OneMoreTime W tym wieku to za wiele na katar nie poradzisz :( Ja stosowałam właśnie sól fizjologiczna + frida. Do tego smarowałam noski maścią majerankową. Możesz też dać kropelkę olejku miętowego lub eukaliptusowego na poduszkę. A może ten katar jest powodem brakiem ochoty ssania piersi?
 
Doris oby d 28 i wszystko będzie wiadome :tak: ale tak jak pisze witch84 byle było zdrowe, to już nic więcej nie ma znaczenia :-) :) na razie z leków mam Inofolik i Acard, problem w tym, że moja doktorka u której się leczę już w tym roku nie przyjmuje, będzie dopiero w drugim tygodniu stycznia :hmm: a tyle na pierwsza wizytę nie chciałam czekać, więc poszłam do Medicover do lekarza u którego parę razy byłam, wydaje się sensowny i po części zna mój przypadek.
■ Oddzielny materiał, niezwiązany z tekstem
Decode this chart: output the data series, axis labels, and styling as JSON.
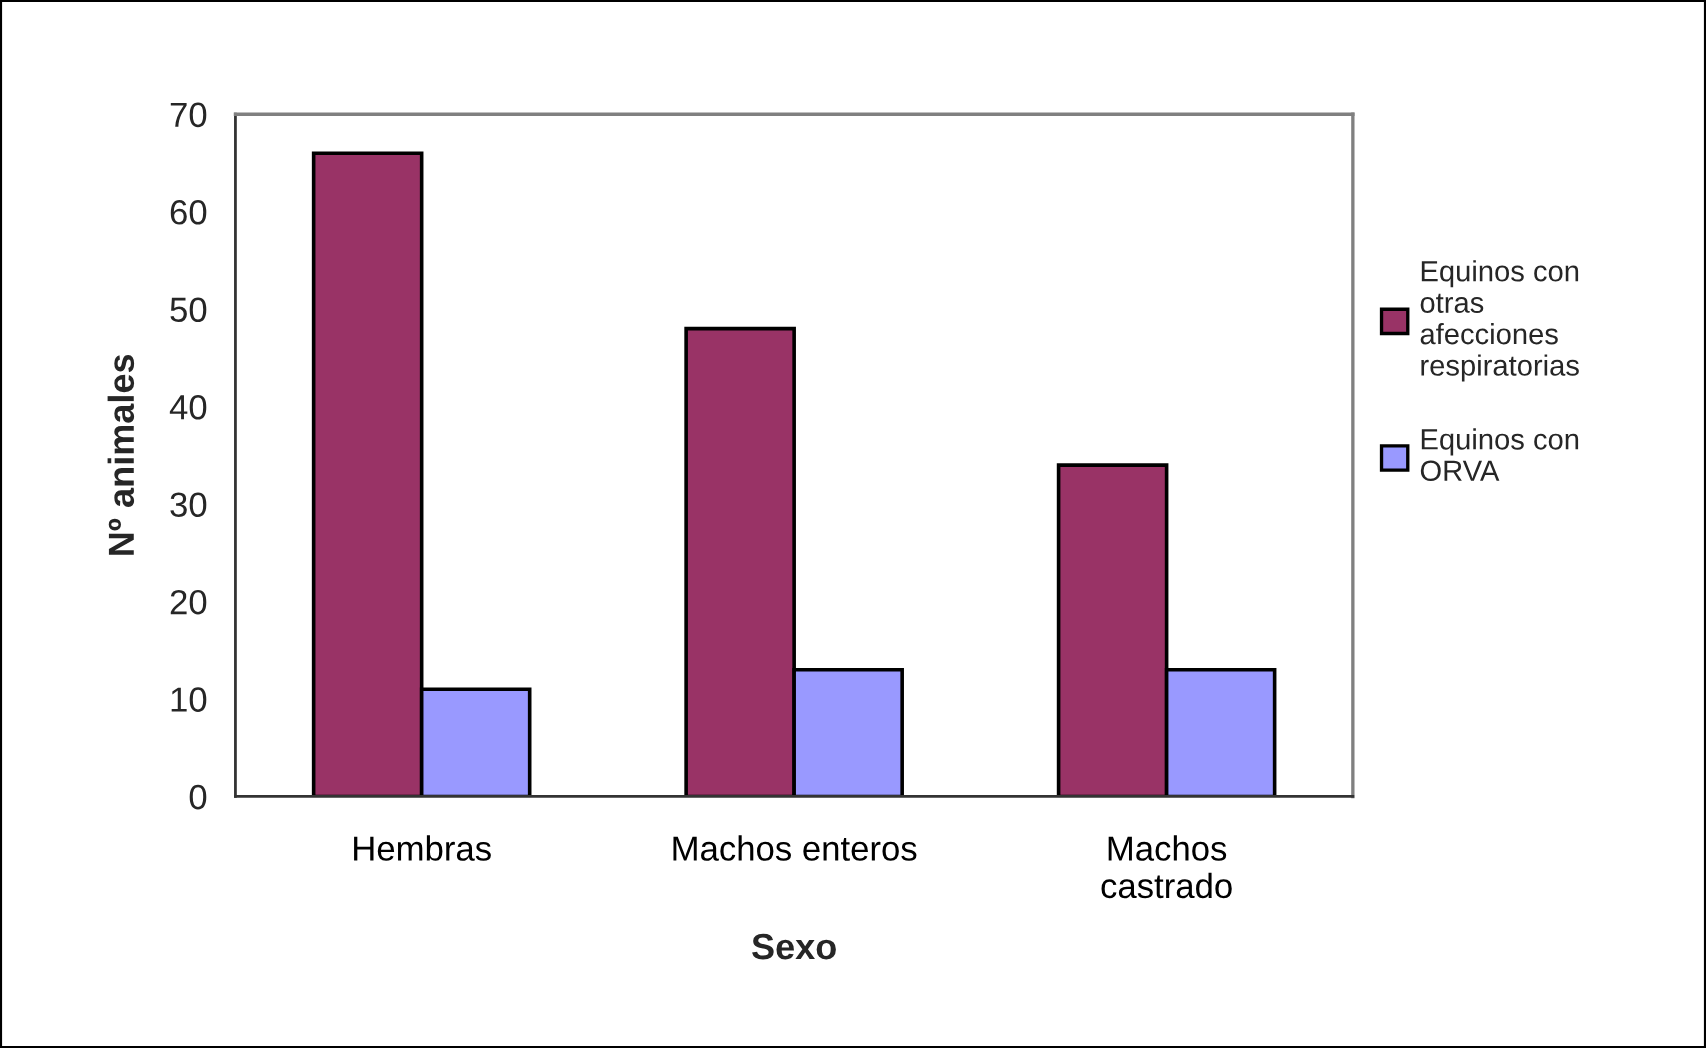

Ale nie bardzo wiem co mam teraz robić, co z lekami, czy nie będzie za późno jak je zacznę brać dopiero w styczniu.... ehh w ogóle jakoś zero u mnie pozytywnych myśli, mam kompletny mętlik w głowie ... ja po prostu nie wiem co mam robić żeby było dobrze :sad:

OneMoreTime ja to nie "wprawiona" więc z katarem nie pomogę, ale zdrówka dla Kajusi życzę, trzymajcie się dziewczyny cieplutko:blink:
 
Doris minimum do pomiaru to 45 mm, chodzi o to, że 10 tygodni to nie jest 11 tygodni, liczy się od skończonego 11 tygodnia więc wg zasad nie liczy się pomiar ale właśnie ze względu na tygodnie. dzidziol ma tyle od ilu można już mierzyć jednak wiek ciążowy jest za mały. Szpital i gin nie liczy 10t4d jako 11 tygodnia tylko 11t0d i od tego wieku ciążowego jeśli ma co najmniej 45 mm a nie więcej niż 84 NT i reszta jest "wiarygodna" ;)
 
Doris dokładnie tak jak piszesz :tak:

cisza na forum, dziewczyny szykują się na święta, ja zaraz posmażę naleśniki na krokiety i pozawijane zamrożę, potem je obsmażę w bułce i będą pycha. Mam coraz mniej miejsca w brzuchu więc chyba wszystko zjem w ilości 1 sztuka :confused2::-D
 
reklama
Doris super wieści.
Na pewno bo teraz to największy młyn przed świętami.
Mój M każe mi się oszczędzać, a ja jakoś wolę siedzieć w kuchni niż leżeć i myśleć o porodzie.